Wax Wish Worry Babies

A solo art residency and live workspace at Snuffy Jack’s Micropub, Bristol ran from 6 February to 5 March 2025. The project featured a Tythe Box on the bar for public submissions of wishes and worries, which were ritually transformed into colourful baby brooches made from found objects. The completed piece could either be purchased by the submitter or or someone else to symbolically resolve the wish or worry. Satirising contemporary relationships to ritual, cult value, and commodification in art, this project presented itself as:

Wholesome. Disturbing.

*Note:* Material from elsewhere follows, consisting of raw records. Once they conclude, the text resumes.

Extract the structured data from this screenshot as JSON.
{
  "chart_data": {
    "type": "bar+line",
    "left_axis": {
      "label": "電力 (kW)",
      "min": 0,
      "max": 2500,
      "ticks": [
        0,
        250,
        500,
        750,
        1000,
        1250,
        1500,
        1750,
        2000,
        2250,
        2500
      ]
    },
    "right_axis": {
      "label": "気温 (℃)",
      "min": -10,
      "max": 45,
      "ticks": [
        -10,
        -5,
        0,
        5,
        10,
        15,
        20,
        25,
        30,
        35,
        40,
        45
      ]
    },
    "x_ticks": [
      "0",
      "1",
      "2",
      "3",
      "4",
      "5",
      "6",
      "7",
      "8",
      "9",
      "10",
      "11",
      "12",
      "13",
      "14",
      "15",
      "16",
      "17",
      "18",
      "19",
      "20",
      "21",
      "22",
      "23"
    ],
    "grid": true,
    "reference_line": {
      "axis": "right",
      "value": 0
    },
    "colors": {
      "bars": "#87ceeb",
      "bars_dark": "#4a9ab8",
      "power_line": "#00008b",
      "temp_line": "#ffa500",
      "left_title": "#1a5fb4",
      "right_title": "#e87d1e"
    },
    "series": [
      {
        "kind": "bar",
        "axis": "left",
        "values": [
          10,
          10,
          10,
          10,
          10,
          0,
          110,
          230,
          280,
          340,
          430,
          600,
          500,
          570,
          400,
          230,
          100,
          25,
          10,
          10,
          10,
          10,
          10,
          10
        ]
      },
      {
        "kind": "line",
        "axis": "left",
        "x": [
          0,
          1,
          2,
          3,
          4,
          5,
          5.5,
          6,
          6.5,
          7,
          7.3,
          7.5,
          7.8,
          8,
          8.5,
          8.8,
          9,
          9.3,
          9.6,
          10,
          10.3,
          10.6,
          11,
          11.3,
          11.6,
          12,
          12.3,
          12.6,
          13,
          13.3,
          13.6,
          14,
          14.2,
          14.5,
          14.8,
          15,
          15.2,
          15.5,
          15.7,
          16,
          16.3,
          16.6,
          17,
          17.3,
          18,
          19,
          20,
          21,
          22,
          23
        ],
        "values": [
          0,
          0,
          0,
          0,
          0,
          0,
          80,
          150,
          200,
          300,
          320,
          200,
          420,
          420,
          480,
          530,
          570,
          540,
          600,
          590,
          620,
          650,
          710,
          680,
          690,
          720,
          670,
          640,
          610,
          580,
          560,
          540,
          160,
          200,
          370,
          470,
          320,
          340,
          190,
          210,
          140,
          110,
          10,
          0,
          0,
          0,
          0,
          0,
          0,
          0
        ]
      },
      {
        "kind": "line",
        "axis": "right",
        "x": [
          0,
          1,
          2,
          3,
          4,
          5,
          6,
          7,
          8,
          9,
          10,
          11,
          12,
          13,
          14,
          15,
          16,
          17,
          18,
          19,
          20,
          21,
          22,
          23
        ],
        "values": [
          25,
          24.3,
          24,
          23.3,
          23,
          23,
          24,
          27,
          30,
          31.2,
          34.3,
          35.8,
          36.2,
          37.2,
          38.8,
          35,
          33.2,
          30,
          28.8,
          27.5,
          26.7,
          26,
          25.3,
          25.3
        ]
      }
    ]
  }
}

Adorable.

Wax Wish Worry Babies exhibition poster – solo residency by Dan Petley at Snuffy Jack's Ale House, Fishponds Bristol, February-March 2025, featuring colourful plastic baby brooches

The project was planned following attempts for find “official” art residency spaces and noticing how hard it is to start projects as a self taught non-academic… even in Bristol! I have organised many projects in pubs for around 20 years, including concerts performed predominantly by non-musicians in Bristol and a deliberately non-cannon morris dancing side in Plymouth. I realised that micro pubs, with their public front room aesthetic are perfectly suited to the self-aware explorations of kitsch aesthetics that my work addresses.

 

Using Snuffy Jacks as a work space I made plastic baby medallions created from my continually growing collection of found objects, evoking sentimental, mass-produced charm while critiquing its inherent limitations by steering conversation with the locals toward Walter Benjamin’s The Work of Art in the Age of Mechanical Reproduction (1935) and Clement Greenberg’s Avant-Garde and Kitsch (1939). Subsequently I wondered how these conversations landed, but have been told that people found it interesting and I’ve been invited back for another residency in 2027. In pubs you can go pretty deep with people and I had plenty of productive discussions about the state of the world and art. It’s always important to underline that artists are neither doctors nor clergy, so the processing of wishes and worries is not guaranteed.

 

Pubs can definitely compete with designated art spaces and as artists our challenge is to push further than just selling pleasant paintings and other commodities.